Title | The Mystery of the Donut Bastards |
Artist / Creator | Patricia Freeman-Martin |
Artist's Nationality | American |
Place of Publication | Terrebonne, OR |
Publication Date | 2013 |
Process / Technique | Monotypes made using etching press at Atelier 6000 printmaking studio, Bend, OR |
Structure / Binding | Book is a loose-leaf folio of pages with one folio functioning as a soft, unattached cover |
Medium / Materials | Layers of plastic bags fused into a plastic fabric are used to join the pages at the seams. Sewing machine embroidery with cotton thread |
Number of Pages | 12 |
Dimensions (WxHxD) | Book 15.5 x 22.5 x .75 inches closed. Box 18.125 x 23 x 1.375 inches |
Edition Size | Unique |
Box / Wrapper | A handmade Plexiglas and acrylic painted box holds the book |
Signed & Numbered | Yes |
The Mystery of the Donut Bastards by Patricia Freeman-Martin *BEST OF SHOW AWARD
Please contact 23 Sandy for current availability.

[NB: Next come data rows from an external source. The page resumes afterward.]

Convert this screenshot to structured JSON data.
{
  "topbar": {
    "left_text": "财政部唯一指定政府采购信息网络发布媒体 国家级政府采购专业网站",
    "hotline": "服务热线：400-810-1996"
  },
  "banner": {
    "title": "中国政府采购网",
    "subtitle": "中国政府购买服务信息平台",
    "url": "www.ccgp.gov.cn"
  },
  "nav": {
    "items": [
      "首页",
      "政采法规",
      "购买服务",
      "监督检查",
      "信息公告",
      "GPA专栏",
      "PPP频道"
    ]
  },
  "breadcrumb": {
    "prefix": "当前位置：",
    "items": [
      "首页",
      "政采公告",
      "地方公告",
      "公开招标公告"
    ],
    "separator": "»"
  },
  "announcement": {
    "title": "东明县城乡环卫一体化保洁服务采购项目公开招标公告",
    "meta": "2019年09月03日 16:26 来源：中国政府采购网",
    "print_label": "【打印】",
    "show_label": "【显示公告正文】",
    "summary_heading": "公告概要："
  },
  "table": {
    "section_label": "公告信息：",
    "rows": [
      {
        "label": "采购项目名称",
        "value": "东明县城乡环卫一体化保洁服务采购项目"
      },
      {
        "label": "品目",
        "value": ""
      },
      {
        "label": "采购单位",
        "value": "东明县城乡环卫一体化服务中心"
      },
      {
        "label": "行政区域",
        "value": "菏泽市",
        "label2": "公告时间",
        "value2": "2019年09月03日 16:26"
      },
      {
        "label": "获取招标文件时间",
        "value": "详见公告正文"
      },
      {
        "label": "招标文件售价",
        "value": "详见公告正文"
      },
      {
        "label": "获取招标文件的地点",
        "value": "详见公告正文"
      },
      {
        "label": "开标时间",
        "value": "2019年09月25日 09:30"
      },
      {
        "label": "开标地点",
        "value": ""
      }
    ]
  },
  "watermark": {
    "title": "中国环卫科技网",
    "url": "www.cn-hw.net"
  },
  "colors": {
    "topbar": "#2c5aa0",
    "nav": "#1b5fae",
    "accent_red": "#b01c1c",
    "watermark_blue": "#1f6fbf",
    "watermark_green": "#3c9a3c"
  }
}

Feast. This word kept leading me home. I grew up in Eastern Oregon, Pendleton and Baker City, wheat and cattle country. The donut bastard montoypes were inspired by a photograph of a room full of rodeo cowboys at a kitchen table drinking coffee and eating donuts. I felt like I could hear their conversation. While drawing, I imagined the last guy up. He walks in late and asks, “Who ate all the donuts?” I wanted to convey the sensation of a story often retold among friends. The details shift and repeat as the narrator and memories change. The pages can be ordered differently to change the scenes. The bread bags used on the binding refer to our local food economy and landscape as well as question the idea of what is a feast.
Congratulations Patricia Freeman-Marin, a BEST OF SHOW AWARD winner for FEAST!
Artist Bio
Patricia Freeman-Martin is a mixed media artist whose primary medium is printmaking. Her membership at Atelier 6000 printmaking studio in Bend, Oregon has lead her to the book arts with the hope of gaining an understanding of her work by following a desire to make connections between related and disparate images and concepts by physically connecting them. Patricia was raised in a cattle ranching family in Pendleton, Oregon, received a BFA from the University of New Mexico in Albuquerque with a concentration in photography. Upon graduation she moved to New York City and spent 5 years living there with the two primary goals being survival and looking at great art. A visit home convinced her of the need to live in a western landscape. She currently lives in Terrebonne, Oregon on a horse ranch with her husband and teenage son. Her work is based on a symbolic and narrative drawing style which she uses to observe and comment on her past and present landscape of the interior west.